When ever you see the Set function being used, it is essentially creating a variable with the name being the first parameter and setting it to anything that comes after. Think of it like a macro in C, whenever you see the variable name, just replace it exactly with everything it is set to.

Here we are using the include_directories function and giving it a bunch of file paths to “include” folders throughout LaminarOS. This function essentially sets the scope of what the compiler can see and has access to.a

For example, if you have a file named foo.h and you #include foo.h somewhere where you want to use it, if you do not add the file path to the folder that contains foo.h you will get an error message like the following: foo.h: No such file or directory.

Lines 32-55

Here we are just setting a bunch of variables to the file paths of all the source files (.c) we want to compile. From lines 32-43, we are setting variables for the STM32CubeIDE generated files. From lines 45-55 we are setting variables for all the sources files of LOS Core, Drivers, and Interface.

In these file paths, you will notice the * symbol being used.

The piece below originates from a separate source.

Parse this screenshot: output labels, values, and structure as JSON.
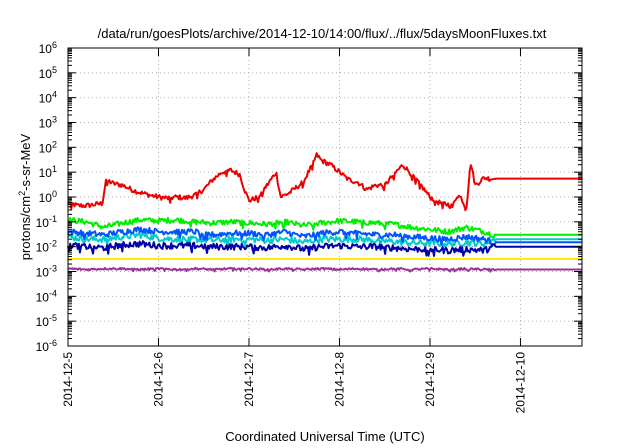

This is known as a “wildcard”. A good explanation is found here. Basically it saves us from writing a bunch of very similar file paths and allows us to keep our file paths generic enough so that we don’t have to modify the CMake file every time we add a file.

Lines 57-67

Here we are using the file function which will, using the GLOB_RECURSE flag, recursively looking for files that match the format of the given file paths and set it to the variable name provided. This is when we actually find the source files.

Line 69

Finally, we use the add_library function to compile all the sources files into a library.

Board Package Specific Build Information

You should notice that some of the variables used within the CMakeLists.txt are not actually defined anywhere in that file. For example, FOLDER_NAME, FAMILY_NAME, etc. This is because these variables, along with many other build option variables are located in what is called a “toolchain file”.

These files are located within boardfiles/<boardpackage> and are named <boardpackage.cmake>. For example, within the nucleol552zeq board package, there lies a nucleol552zeq.cmake file. This is how one CMakeLists.txt file can build for multiple different board packages.

When To Add to the CMakeLists.txt

The main scenario where you will have to modify the CMakeLists.txt file is when you add a new folder for a generic driver. This should be put underneath the comment on line 13.

Other than this, unless the folder structure of LaminarOS changes, you probably don’t have to make any modifications. That being said, if you ever get some weird errors about files/folders not being found, the issue is probably in the CMakeLists.txt file.

Adding Support for a New Board Package

To add support for new board packages, one would simply create a new folder in the boardfile folder named <boardpackage>. Then, you need to create the <boardpackage>.cmake file. For the most part you can copy and past an existing .cmake file and change the variable names for the stuff that is different.

Beware, for some of the compiler options, it may be different depending on what processor is used.